AMRITSAR, India, Sep 9, 2004
AFP

A Sikh religious body said it was "deplorable" that a French ban on the wearing of religious symbols, including turbans, in state schools was depriving boys of education in France.

Officials of the Shiromani Gurdwara Prabandhak Committee (SGPC), which runs Sikh religious and cultural affairs worldwide, expressed serious concern over Sikh boys being barred from public schools because they wear turbans.

Around 30 boys of France's small Sikh community have been blocked from attending school, although a community leader said none of them had been formally expelled, and negotiations were ongoing.

"The action of various school authorities in France is highly deplorable and a direct attack on the individuality and faith of Sikhs in France," said SGPC secretary Manjit Singh Calcutta.

"For Sikhs the turban is an integral and inseparable part of the Sikhism.
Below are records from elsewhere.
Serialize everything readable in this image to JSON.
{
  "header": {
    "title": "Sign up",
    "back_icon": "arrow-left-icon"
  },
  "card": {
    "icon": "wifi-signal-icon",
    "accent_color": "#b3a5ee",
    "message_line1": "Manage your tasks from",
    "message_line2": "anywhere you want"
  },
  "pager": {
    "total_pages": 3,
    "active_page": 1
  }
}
Sikh boys have no option about shunning the turban as it is at the very core of the religious identity of Sikhism."

The SGPC also urged Prime Minister Manmohan Singh, who took over as India's first Sikh premier in May, to visit France and take up the issue with French authorities.

Last week, the Indian prime minister said he had sent National Security Adviser J.N Dixit to Paris in August to meet French President Jacques Chirac to explain the Sikh community's concerns.
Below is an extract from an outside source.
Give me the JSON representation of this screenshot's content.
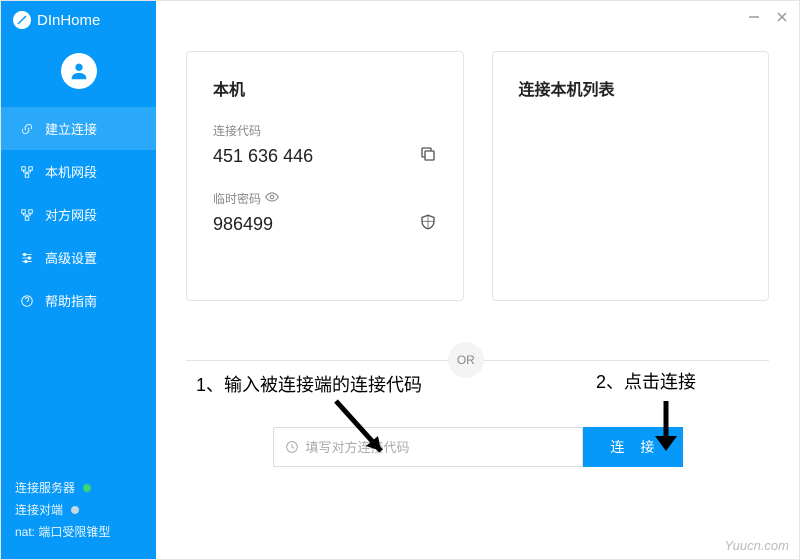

"Merely sending a special emissary ... to hold talks is not enough since the problem faced by Sikhs in France is highly sensitive and requires an immediate solution rather than hollow assurances," said Calcutta.

"In these circumstances Dr Singh should personally visit France along with the SGPC to hold talk with the French President Jacques Chirac to sort this out," he added.

Manjit Singh Randhawa, who is the president of the Sikh Organisation which has branches all over the world, said they would hold street protests from London to New York from September 16.

"Sikhs living all over the world in Britain, Canada, Germany and the United States will wear saffron-coloured turbans and demonstrate against the French government for one week starting from September 16," said Randhawa.


The new French law passed in March amid much controversy and some overseas criticism, prohibits wearing of any ostentatious religious insignia, including Islamic headscarves, Jewish skullcaps, Sikh turbans and large Christian crosses in state schools and universities.

The Sikh religion forbids male followers from cutting their hair and obliges them to wear a turban. French officials estimate there are 5,000 to 6,000 Sikhs living in Paris and its suburbs.

The French government introduced the law to stop what it saw as an increasingly radical stance by some students to assert their religious identity in schools in violation of a principle that such institutions should be strictly secular.